– Расскажите о событиях, происходивших двадцать седьмого июля после семи тридцати вечера.

Не слишком ли наивно оставлять четырех парней слушать показания их товарища?

Сержант О’Нил был пониже и поприземистей остальных. Волосы у него курчавые, светлые, с рыжеватым оттенком. Грубые черты лица делают его похожим на крестьянина с севера Франции, но на крестьянина чистенького и опрятного.

Все они здесь выглядели какими-то чистенькими – и пятерка военнослужащих, и остальные, сидящие в зале. У них здоровый, благополучный вид – в Европе в уличной толпе такие люди встречаются ой как нечасто.

– Мы пошли в «Пингвин», сидели там и пили.

Это был примерный ученик-зубрила, хоть и не блистающий особыми способностями. Прежде чем ответить, он, словно на уроке, поднимал глаза к потолку, некоторое время соображал и только потом начинал говорить – неторопливым, ровным, бесцветным голосом, повернувшись, как велено, к присяжным.

В сущности, все они мальчишки, мальчишки-переростки двадцати с небольшим лет, крепко сложенные, мускулистые, но тем не менее мальчишки, которых по недоразумению принимают за взрослых людей.

– Сколько стаканов вы выпили?

– Около двадцати.

– Кто ставил выпивку на всех?

О’Нил это помнил. Помолчав – ему нужно было время подготовиться к ответу, – он сообщил, что сержант Уорд платил за два круга выпивки, почти за все остальные заплатил Дэн Маллинз, а он, О’Нил, только за один.

Мегрэ охотно потолковал бы с О’Нилом с глазу на глаз у себя в кабинете на набережной Орфевр; уж он бы вывернул этого ирландца наизнанку и узнал, что у него за душой.

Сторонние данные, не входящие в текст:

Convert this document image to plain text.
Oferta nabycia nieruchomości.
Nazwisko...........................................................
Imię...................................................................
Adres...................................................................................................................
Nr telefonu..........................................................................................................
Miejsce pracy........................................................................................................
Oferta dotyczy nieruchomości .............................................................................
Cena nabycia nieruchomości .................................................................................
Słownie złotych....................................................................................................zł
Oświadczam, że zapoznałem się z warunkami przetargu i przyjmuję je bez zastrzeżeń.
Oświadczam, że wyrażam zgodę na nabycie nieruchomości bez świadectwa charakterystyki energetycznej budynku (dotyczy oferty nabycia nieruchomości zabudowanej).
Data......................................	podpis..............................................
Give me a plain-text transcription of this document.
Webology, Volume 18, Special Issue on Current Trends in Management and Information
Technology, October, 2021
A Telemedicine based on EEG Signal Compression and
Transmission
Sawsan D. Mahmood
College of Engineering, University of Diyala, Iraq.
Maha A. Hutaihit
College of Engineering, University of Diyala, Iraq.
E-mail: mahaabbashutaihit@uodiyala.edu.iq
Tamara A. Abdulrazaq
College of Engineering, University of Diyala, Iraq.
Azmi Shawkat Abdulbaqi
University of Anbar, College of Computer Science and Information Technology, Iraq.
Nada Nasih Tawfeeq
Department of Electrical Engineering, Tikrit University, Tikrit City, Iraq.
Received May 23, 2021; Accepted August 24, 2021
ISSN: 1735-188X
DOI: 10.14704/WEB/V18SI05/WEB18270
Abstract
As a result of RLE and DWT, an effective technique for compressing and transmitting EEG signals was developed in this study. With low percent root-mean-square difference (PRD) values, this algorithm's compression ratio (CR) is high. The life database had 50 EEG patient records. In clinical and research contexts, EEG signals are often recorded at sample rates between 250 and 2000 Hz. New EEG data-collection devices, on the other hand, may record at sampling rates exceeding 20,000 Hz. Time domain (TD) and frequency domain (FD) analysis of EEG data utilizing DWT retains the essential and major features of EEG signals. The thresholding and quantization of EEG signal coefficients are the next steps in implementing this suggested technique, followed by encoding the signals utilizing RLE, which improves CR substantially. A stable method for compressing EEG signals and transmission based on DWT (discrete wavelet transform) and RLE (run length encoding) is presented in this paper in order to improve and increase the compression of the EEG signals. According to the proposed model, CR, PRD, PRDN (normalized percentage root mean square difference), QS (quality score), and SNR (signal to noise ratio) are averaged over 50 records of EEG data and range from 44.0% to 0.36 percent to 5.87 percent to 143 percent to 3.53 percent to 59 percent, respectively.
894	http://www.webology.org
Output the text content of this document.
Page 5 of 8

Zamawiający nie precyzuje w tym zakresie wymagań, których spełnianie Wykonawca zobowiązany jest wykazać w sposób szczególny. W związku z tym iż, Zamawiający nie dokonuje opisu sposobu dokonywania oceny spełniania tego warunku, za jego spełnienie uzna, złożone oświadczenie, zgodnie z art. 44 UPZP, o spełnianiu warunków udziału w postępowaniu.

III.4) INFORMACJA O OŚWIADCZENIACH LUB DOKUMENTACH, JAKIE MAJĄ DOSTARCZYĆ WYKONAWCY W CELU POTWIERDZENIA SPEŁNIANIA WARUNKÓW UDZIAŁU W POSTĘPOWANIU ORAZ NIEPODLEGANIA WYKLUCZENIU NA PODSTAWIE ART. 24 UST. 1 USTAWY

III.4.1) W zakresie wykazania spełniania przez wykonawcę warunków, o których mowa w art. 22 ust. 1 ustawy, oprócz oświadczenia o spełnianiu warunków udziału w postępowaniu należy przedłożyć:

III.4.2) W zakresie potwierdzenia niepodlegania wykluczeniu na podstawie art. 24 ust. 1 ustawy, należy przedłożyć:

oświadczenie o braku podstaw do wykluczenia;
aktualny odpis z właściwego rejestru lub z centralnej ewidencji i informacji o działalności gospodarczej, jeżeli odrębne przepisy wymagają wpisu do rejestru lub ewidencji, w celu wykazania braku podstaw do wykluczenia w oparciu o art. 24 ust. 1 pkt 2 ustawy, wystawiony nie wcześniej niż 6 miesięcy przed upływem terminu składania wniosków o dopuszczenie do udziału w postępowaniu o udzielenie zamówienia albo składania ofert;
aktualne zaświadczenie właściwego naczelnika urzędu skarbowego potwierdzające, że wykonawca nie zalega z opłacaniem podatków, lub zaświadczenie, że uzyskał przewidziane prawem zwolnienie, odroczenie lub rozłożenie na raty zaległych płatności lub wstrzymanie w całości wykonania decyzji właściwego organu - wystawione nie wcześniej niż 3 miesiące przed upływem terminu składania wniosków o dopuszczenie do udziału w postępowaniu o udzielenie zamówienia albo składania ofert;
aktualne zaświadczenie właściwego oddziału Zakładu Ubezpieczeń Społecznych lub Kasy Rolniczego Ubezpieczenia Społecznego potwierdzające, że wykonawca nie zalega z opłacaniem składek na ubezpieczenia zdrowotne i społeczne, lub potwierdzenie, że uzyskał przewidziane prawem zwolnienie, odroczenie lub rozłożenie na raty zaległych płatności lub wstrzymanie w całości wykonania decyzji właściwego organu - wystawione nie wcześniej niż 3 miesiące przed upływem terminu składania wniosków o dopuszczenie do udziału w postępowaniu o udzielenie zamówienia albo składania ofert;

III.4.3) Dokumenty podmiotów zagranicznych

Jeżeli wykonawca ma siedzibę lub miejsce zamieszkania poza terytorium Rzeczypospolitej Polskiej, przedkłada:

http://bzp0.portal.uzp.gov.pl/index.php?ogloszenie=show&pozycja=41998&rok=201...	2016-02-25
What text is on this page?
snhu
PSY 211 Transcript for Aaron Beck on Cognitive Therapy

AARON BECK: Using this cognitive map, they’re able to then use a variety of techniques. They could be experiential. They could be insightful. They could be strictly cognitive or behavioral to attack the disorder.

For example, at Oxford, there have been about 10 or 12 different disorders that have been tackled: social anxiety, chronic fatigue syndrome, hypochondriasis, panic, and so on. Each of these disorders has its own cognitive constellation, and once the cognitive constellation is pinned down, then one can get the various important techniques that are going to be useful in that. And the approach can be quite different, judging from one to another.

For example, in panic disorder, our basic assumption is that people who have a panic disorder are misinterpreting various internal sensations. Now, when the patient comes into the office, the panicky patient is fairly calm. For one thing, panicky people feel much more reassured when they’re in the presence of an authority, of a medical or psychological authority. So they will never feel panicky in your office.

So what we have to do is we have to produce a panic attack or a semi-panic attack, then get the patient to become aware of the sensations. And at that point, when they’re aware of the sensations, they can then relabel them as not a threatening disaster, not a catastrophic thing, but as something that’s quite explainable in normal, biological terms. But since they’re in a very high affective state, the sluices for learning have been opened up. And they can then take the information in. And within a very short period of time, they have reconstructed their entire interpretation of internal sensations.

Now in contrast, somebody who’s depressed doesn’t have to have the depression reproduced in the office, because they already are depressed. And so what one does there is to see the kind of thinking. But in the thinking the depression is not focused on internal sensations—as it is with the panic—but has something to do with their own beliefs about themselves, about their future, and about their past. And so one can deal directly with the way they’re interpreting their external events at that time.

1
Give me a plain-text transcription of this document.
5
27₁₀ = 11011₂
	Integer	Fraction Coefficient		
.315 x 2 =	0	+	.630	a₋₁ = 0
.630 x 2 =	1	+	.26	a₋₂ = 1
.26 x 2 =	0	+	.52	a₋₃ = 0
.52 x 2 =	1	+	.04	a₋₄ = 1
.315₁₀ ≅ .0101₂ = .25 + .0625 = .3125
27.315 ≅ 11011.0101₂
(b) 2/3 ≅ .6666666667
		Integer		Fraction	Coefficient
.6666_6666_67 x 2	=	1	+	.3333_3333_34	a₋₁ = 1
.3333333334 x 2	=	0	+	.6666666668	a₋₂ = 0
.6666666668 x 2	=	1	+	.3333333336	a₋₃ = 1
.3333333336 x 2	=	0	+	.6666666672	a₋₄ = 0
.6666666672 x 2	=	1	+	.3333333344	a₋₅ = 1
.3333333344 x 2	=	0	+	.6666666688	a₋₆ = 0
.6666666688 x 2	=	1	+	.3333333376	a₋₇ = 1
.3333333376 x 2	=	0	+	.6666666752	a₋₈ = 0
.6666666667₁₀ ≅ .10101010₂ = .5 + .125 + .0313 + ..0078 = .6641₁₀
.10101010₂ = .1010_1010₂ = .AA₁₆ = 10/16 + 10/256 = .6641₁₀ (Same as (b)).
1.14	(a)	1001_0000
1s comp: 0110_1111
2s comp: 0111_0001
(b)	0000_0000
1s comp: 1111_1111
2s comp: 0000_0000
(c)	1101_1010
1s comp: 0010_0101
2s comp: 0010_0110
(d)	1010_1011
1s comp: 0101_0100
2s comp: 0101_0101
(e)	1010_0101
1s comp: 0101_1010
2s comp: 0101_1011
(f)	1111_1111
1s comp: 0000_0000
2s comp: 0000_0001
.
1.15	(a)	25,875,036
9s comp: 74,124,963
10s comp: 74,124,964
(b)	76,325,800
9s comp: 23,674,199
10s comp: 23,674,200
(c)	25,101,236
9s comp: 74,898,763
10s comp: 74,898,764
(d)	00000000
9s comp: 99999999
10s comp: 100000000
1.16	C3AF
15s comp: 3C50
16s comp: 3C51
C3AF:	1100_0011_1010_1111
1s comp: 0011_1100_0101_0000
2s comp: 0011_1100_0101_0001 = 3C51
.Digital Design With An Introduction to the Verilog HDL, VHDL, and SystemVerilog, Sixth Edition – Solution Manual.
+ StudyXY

Все они, кроме Уорда, холосты, и потому первым делом Мегрэ спросил бы: «Любовница у вас есть?»

О’Нил парень здоровый и без женщины не может обходиться. Той ночью они оказались впятером с одной девушкой, и все, за исключением китайца, были в подпитии. Неужто же в темной машине они не дали воли рукам?

Коронер о таких вещах, казалось, не думал, а если и думал, то никак этого не проявлял.

– Кто решил поехать на остаток ночи в Ногалес?

– Точно не помню, но, кажется, Уорд.

– От Бесси вы такого предложения не слышали?

– Нет, сэр.

– Как вы сидели в машине?

О’Нил долго и сосредоточенно размышлял; можно было подумать, что он не слышал показаний своего приятеля.

– Уорд через некоторое время пересадил Бесси назад.

– Почему?

– Думаю, ревновал ее к Маллинзу.

– У него были основания опасаться Маллинза в этом смысле больше, чем остальных?

– Не знаю.

– Что произошло, когда вы проехали аэродром?

– Мы остановились.

– Почему?

О’Нил долго смотрел в потолок, наконец, глянув искоса на Уорда, не отрывавшего от него глаз, произнес:

– Потому что Бесси отказалась ехать дальше.

Всем своим видом он демонстрировал: «Мне очень жаль, но такова правда, а я давал присягу говорить только правду».

– Бесси не захотела ехать в Ногалес?

– Да, сэр.

– По какой причине?

– Не знаю.

– Что произошло после того, как машина остановилась?

И опять было произнесено «оправиться» – армейский синоним глагола «помочиться».

– Бесси прошла в противоположную сторону?

О’Нил опять посверлил взглядом потолок, но молчание оказалось куда продолжительней, чем раньше.

– Насколько я помню, Бесси возвратилась вместе с Уордом.

– Бесси вернулась?

– Да, сэр.

– И села в машину?

– Да. Мы развернулись и поехали к Тусону.

– А когда Бесси оставила вас?

– Когда мы во второй раз остановились. Как только мы развернулись, Бесси сказала Уорду, что хочет с ним поговорить.

– Она сидела сзади, рядом с вами?

– Да. Сержант Уорд затормозил, и они вдвоем вышли из машины.

– Куда они пошли?

– К железной дороге.

– Они долго отсутствовали?

– Сержант Уорд вернулся минут через двадцать – двадцать пять.